Solventum forecasts annual profit above estimates on strong surgical product sales
Feb 27 (Reuters) - 3M spin-off Solventum (SOLV.N), opens new tab forecast annual profit above analyst estimates on Thursday, betting on strong sales of its wound care and surgical sterilization products.
Minnesota-based Solventum is one of the largest providers of sterilization devices, wound dressings, medical tape and other hospital consumables used by healthcare facilities.
More than half of its revenue comes from its MedSurg business, which provides wound dressings and surgical equipment. Sales in the segment were $1.17 billion during the quarter.
The company's performance has come under scrutiny from activist investor Nelson Peltz.

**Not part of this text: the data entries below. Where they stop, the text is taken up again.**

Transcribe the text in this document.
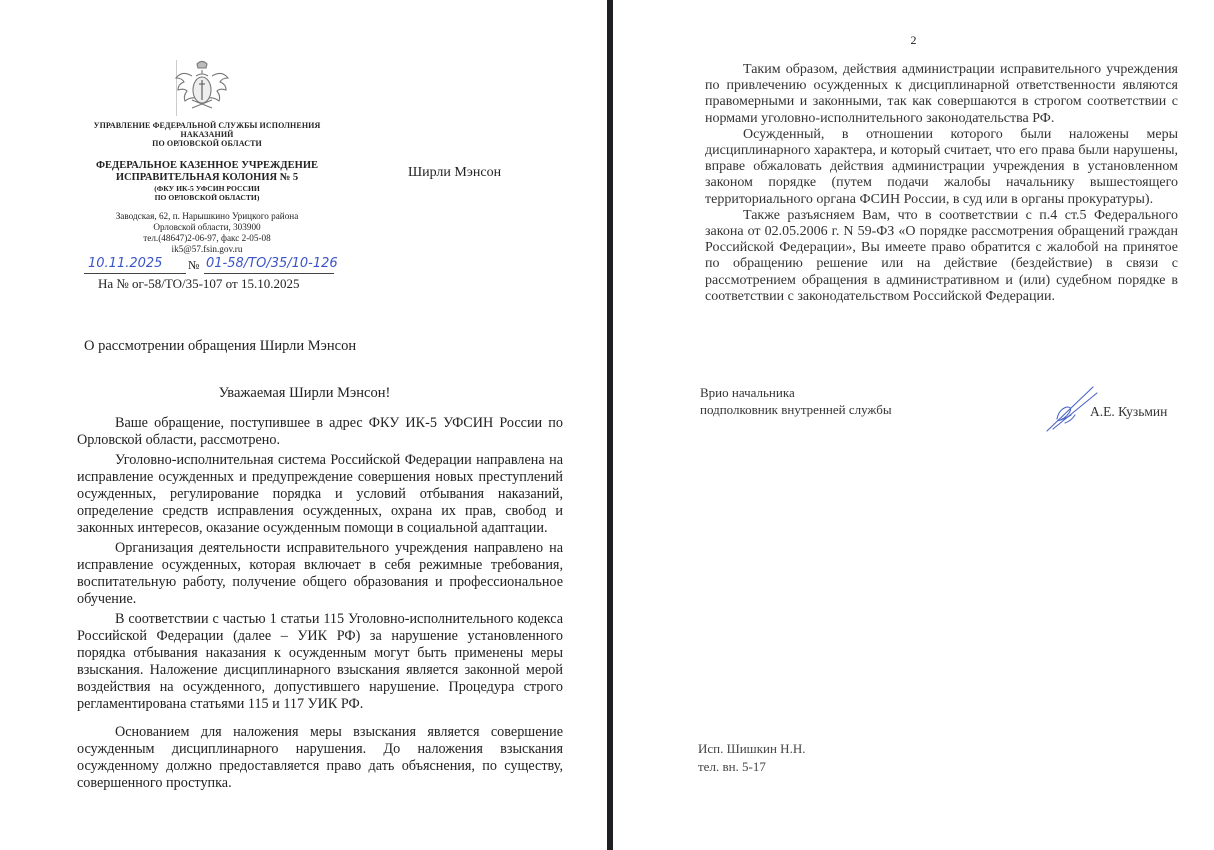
УПРАВЛЕНИЕ ФЕДЕРАЛЬНОЙ СЛУЖБЫ ИСПОЛНЕНИЯ
НАКАЗАНИЙ
ПО ОРЛОВСКОЙ ОБЛАСТИ
ФЕДЕРАЛЬНОЕ КАЗЕННОЕ УЧРЕЖДЕНИЕ
ИСПРАВИТЕЛЬНАЯ КОЛОНИЯ № 5
(ФКУ ИК-5 УФСИН РОССИИ
ПО ОРЛОВСКОЙ ОБЛАСТИ)
Заводская, 62, п. Нарышкино Урицкого района
Орловской области, 303900
тел.(48647)2-06-97, факс 2-05-08
ik5@57.fsin.gov.ru
10.11.2025	№ 01-58/ТО/35/10-126
На № ог-58/ТО/35-107 от 15.10.2025
Ширли Мэнсон
О рассмотрении обращения Ширли Мэнсон
Уважаемая Ширли Мэнсон!

Ваше обращение, поступившее в адрес ФКУ ИК-5 УФСИН России по Орловской области, рассмотрено.

Уголовно-исполнительная система Российской Федерации направлена на исправление осужденных и предупреждение совершения новых преступлений осужденных, регулирование порядка и условий отбывания наказаний, определение средств исправления осужденных, охрана их прав, свобод и законных интересов, оказание осужденным помощи в социальной адаптации.

Организация деятельности исправительного учреждения направлено на исправление осужденных, которая включает в себя режимные требования, воспитательную работу, получение общего образования и профессиональное обучение.

В соответствии с частью 1 статьи 115 Уголовно-исполнительного кодекса Российской Федерации (далее – УИК РФ) за нарушение установленного порядка отбывания наказания к осужденным могут быть применены меры взыскания. Наложение дисциплинарного взыскания является законной мерой воздействия на осужденного, допустившего нарушение. Процедура строго регламентирована статьями 115 и 117 УИК РФ.

Основанием для наложения меры взыскания является совершение осужденным дисциплинарного нарушения. До наложения взыскания осужденному должно предоставляется право дать объяснения, по существу, совершенного проступка.

2

Таким образом, действия администрации исправительного учреждения по привлечению осужденных к дисциплинарной ответственности являются правомерными и законными, так как совершаются в строгом соответствии с нормами уголовно-исполнительного законодательства РФ.

Осужденный, в отношении которого были наложены меры дисциплинарного характера, и который считает, что его права были нарушены, вправе обжаловать действия администрации учреждения в установленном законом порядке (путем подачи жалобы начальнику вышестоящего территориального органа ФСИН России, в суд или в органы прокуратуры).

Также разъясняем Вам, что в соответствии с п.4 ст.5 Федерального закона от 02.05.2006 г. N 59-ФЗ «О порядке рассмотрения обращений граждан Российской Федерации», Вы имеете право обратится с жалобой на принятое по обращению решение или на действие (бездействие) в связи с рассмотрением обращения в административном и (или) судебном порядке в соответствии с законодательством Российской Федерации.

Врио начальника
подполковник внутренней службы	А.Е. Кузьмин
Исп. Шишкин Н.Н.
тел. вн. 5-17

Peltz's Trian Fund Management said in a letter to shareholders in January the company should simplify its segments to improve execution at its core medical surgery business.
Trian, which owns around 5% of Solventum's shares and is the largest active shareholder, also said divestitures could accelerate the company's ability to reduce debt.
Contract drug manufacturer Thermo Fisher Scientific (TMO.N), opens new tab said earlier this week it will buy Solventum's purification and filtration business for about $4.1 billion.
Peltz's hedge fund plans to push Solventum towards further business separations, the Wall Street Journal reported on Wednesday.
The company forecast 2025 adjusted profit to be in the range of $5.45 to $5.65 per share, the midpoint of which is above analysts' average estimate of $5.49 as per data compiled by LSEG.
The forecast includes its purification and filtration segment, the company said.
Solventum reported total sales for the quarter ended December 31 of $2.07 billion, a 1.9% rise from a year earlier.
Solventum's organic sales growth was primarily driven by the MedSurg and dental solutions segments, it said.
The company's net income fell to $30 million, or 17 cents per share, in the quarter, from $272 million, or $1.57 per share, a year earlier.